Re: Wondering about raid5

From: P.T. Breuer (ptb_at_oboe.it.uc3m.es)
Date: 04/14/04


Date: Tue, 13 Apr 2004 23:40:19 GMT

Kasper Dupont <kasperd@daimi.au.dk> wrote:
> "P.T. Breuer" wrote:
> >
> > It will happen. Silent corruption, silent data creep - those are all
> > terms known in the data storage business. To fix it you will need to
> > have extra redundancy :-).
>
> Actually I have considered writing a program to
> periodically compute checksums of every single
> file on my filesystems. If a checksum then
> changes without the timestamp changing you know
> there is reason to worry.

That's not a bad idea. I compute the md5sums every day on all machines
on the local net, and compare them, finding the majority and minory
group votes, and replace the latter with the former. But comparing
against the file modification date is a neat idea on a single machine.

> Of course all security here relies on the
> assumption, that if a write is send to the disk
> and the power stays on for another few seconds,
> then the data will be written. If you lose

There are raid systems that do not make that assumption, although I
don't recall what they do ... something like off-system journalling
and posterior checking combined.

> power right after a sector from the journal is
> written, it will be written again at next bootup.

Uh no - I don't really see the point of a journal most times. The trick
is to make fileops atomic. One can't do that, so the next best thing is
to make a single point at which a fileop becomes "complete", and
consider it not done until then and done after then. The journal merely
serves to hold enough data to allow the fileop to be setup (and for the
op to be undone again if never completed in time ...). It's the
atomicity that is the objective and if you are careful you can do that
without a journal for metaops. When it comes to actual data, you are
out of luck anyway because the journal can never be big enough to hold
a full data move (old data as well as new) for bigger transfers.

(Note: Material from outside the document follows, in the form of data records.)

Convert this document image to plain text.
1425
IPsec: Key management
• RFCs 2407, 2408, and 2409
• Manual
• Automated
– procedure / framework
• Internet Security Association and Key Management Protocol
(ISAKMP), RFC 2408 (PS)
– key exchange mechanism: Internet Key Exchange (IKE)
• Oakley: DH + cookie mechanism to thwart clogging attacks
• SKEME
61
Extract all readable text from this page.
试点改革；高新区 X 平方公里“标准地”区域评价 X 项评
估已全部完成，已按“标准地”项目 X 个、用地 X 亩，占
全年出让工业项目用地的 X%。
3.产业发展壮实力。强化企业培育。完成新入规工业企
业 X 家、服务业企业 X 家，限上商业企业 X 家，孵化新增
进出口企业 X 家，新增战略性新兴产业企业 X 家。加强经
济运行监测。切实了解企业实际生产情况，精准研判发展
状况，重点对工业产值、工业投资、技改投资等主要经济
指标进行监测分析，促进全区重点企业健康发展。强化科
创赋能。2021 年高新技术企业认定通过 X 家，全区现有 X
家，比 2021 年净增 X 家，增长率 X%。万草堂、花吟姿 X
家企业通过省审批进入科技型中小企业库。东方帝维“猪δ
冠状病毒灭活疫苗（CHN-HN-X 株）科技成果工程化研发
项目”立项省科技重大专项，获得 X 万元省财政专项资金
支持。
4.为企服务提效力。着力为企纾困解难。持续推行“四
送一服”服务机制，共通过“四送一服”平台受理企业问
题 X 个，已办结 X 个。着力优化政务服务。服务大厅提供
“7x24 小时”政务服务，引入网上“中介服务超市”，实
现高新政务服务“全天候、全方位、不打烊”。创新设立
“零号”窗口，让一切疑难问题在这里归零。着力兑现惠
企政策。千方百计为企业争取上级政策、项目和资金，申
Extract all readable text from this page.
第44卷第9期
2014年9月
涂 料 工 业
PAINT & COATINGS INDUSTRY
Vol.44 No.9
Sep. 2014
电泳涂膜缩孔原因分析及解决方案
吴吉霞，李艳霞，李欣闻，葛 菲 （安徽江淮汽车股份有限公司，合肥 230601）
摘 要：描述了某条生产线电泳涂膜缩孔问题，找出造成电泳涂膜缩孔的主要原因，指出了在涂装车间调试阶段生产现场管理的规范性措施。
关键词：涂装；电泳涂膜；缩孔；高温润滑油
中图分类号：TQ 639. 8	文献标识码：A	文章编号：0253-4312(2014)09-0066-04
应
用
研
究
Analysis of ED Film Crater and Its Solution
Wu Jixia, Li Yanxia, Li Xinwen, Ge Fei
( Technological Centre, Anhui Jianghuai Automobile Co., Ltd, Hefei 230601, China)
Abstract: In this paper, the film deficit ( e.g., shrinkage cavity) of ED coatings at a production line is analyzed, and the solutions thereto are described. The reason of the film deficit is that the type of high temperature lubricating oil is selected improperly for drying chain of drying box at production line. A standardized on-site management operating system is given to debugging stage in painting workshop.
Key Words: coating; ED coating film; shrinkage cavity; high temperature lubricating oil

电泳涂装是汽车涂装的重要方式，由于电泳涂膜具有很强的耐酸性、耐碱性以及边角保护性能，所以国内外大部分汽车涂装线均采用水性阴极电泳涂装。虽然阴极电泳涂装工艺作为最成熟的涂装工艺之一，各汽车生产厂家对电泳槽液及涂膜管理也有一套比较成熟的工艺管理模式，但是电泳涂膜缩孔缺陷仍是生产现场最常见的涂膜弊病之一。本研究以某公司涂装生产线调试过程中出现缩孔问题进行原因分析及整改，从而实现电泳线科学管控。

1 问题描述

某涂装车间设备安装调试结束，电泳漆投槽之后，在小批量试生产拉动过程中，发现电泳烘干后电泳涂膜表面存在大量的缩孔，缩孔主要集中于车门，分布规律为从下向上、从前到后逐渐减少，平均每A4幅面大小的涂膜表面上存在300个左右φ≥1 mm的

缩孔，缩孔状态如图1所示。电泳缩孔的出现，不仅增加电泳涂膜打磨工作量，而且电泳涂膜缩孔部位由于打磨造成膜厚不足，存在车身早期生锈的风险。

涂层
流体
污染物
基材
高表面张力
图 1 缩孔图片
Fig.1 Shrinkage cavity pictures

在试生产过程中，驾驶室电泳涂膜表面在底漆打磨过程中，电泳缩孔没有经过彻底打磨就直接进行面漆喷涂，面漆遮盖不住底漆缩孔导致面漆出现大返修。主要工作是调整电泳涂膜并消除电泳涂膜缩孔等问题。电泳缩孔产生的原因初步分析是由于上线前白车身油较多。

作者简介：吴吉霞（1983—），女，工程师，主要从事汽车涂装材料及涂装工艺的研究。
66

Anyway, if the data gets lost on the way to the journal, you are still
sorely out of luck.

> > > that. I worry about the rest of the stripe.
> >
> > There are raid systems that reread the written data after writing it,
> > just to be sure, but generally you will also be liable to data
> > corruption at the disk level. For journalling too - if you tell the
> > disk to write 45 and it really writes 44, nobody will know until next
> > time ...
>
> But those are not the problems I'm considering.

OK.

> The possibility of differences between the bytes
> written in a sector and the bytes later read
> back from that sector exists, but then you might
> as well have the same corruption going on in RAM.

Ram has crc bits to check it, and disks also have crc. The problem is
that writes are async in unix (usually) so even if the disk errors
and tells you abut it your application won't know about it ... and
the same holds at a lower level. Writes ARE async. The disk buffers
them and swears blind that it's done them, but it hasn't.

> What I'm worrying about is perfectly functional
> hardware, but damage happening because of the
> nonatomicity of writes to the different disks.
> But from the explanations I got it seems there
> is a dirty bit to take care of that, so I guess

There isn't a dirty bit (in the sense of a bit in a set of flags or on
a bitmap - unless you use my or paul clements newer bitmapped raid
drivers, which do do that). There is a synchronous volley of writes to
all the parts of the mirror from the raid device, on receipt of a write,
and if any secondary write to any part fails, the whole original write
will be errored, and the mirror component involved will go offline.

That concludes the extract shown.